Ходили дважды, принесли гору ветвей. Маша ела так же деликатно – отправляла в пасть по дветри веточки.
Через несколько дней первобытный зверь и люди освоились друг с другом. Маша оказалась вполне приятной особой: отсутствие страшных бивней придавало ее физиономии добродушие, даже кротость, маленькие глазки посматривали насмешливо, с хитрецой.
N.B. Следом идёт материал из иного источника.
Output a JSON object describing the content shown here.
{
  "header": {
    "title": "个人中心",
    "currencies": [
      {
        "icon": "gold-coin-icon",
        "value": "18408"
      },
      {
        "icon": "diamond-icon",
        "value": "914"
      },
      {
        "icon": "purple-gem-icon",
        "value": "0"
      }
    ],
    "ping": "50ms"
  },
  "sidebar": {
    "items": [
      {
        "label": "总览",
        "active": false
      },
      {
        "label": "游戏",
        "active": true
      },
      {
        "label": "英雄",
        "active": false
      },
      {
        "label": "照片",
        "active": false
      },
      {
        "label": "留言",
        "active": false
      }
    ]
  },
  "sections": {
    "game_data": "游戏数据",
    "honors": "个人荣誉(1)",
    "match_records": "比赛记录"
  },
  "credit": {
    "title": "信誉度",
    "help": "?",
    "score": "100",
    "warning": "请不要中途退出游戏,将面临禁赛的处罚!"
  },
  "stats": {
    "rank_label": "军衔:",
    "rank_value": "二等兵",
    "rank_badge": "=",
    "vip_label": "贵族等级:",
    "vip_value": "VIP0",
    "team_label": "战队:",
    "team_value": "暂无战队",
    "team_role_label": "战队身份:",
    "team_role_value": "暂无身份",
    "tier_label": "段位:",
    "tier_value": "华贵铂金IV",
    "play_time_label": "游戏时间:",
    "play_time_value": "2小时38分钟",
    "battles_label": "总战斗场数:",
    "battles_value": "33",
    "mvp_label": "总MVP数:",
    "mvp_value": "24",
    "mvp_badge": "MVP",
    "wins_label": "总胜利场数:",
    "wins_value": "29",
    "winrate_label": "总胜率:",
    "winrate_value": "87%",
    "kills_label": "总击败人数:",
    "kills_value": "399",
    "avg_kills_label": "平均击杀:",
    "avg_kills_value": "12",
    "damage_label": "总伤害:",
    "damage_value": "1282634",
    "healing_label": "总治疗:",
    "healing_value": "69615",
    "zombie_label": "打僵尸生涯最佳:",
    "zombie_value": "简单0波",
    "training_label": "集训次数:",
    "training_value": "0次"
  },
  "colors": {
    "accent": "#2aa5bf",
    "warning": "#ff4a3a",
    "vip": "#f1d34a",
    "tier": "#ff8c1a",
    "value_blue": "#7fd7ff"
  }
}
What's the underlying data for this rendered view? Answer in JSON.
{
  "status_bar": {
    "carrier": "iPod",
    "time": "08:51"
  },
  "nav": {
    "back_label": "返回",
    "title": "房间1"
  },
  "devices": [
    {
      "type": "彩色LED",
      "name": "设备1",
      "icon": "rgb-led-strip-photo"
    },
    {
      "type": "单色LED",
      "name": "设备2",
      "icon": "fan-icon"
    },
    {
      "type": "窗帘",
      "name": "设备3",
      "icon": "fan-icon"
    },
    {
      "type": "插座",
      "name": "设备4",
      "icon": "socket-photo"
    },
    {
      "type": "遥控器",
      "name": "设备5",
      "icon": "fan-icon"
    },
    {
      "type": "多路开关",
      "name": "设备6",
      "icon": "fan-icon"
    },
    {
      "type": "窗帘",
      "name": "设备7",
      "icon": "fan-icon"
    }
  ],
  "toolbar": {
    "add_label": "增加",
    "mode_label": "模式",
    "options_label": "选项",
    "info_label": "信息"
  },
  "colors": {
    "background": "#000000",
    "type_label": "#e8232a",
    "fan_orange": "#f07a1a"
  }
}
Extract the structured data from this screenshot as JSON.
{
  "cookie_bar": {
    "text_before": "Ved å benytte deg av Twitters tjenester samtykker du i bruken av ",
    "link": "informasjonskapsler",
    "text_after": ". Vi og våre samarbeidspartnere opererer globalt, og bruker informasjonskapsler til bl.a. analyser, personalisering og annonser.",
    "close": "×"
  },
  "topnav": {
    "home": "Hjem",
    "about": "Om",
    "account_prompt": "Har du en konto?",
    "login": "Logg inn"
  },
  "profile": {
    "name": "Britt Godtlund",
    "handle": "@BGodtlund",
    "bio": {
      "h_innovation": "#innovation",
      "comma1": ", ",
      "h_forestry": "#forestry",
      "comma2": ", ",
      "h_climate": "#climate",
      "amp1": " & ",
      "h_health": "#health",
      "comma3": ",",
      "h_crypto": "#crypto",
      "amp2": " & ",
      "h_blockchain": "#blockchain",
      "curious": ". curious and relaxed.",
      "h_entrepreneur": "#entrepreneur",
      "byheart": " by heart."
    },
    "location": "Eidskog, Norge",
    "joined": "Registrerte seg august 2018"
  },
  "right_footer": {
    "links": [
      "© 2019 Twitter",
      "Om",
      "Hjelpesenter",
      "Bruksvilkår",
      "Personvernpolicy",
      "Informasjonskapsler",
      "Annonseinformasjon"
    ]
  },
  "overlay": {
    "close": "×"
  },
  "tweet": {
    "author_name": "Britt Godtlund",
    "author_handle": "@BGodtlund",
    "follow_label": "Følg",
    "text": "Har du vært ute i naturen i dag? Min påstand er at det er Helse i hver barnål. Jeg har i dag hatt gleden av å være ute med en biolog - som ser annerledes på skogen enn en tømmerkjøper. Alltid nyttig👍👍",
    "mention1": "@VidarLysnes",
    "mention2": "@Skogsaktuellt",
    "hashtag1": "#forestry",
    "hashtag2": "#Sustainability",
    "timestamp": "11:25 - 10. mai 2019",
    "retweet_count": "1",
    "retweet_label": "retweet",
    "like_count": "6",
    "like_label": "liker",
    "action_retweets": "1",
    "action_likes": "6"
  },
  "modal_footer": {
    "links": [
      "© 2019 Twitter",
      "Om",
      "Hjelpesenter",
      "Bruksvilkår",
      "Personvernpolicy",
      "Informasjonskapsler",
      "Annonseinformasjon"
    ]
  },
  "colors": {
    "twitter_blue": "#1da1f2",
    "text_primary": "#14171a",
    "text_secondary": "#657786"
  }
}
Тысячелетняя спячка сказалась на ней: она будто забыла прошлое, а навое, действительно, открывала заново; остались только главные побуждения – есть, пить и чувство стадности. Она тянулась к живому, а так как живыми были Борис и Василий, не отходила от них и от лагеря, тем более, что друзья заботились о ней, и она это чувствовала. Конечно, со временем в ней должно было проснуться прошлое, но сейчас это был добрейший зверь; подходить, правда, страшно: четыре метра высоты, с полутораметровым хоботом, – и ребята старались не докучать ей. Так между ними установилось дружеское взаимопонимание. Когда шли в лес за кормом, она следовала за ними, обламывала ветки, питалась, но стоило повернуть к стоянке – возвращалась за ребятами, как тень.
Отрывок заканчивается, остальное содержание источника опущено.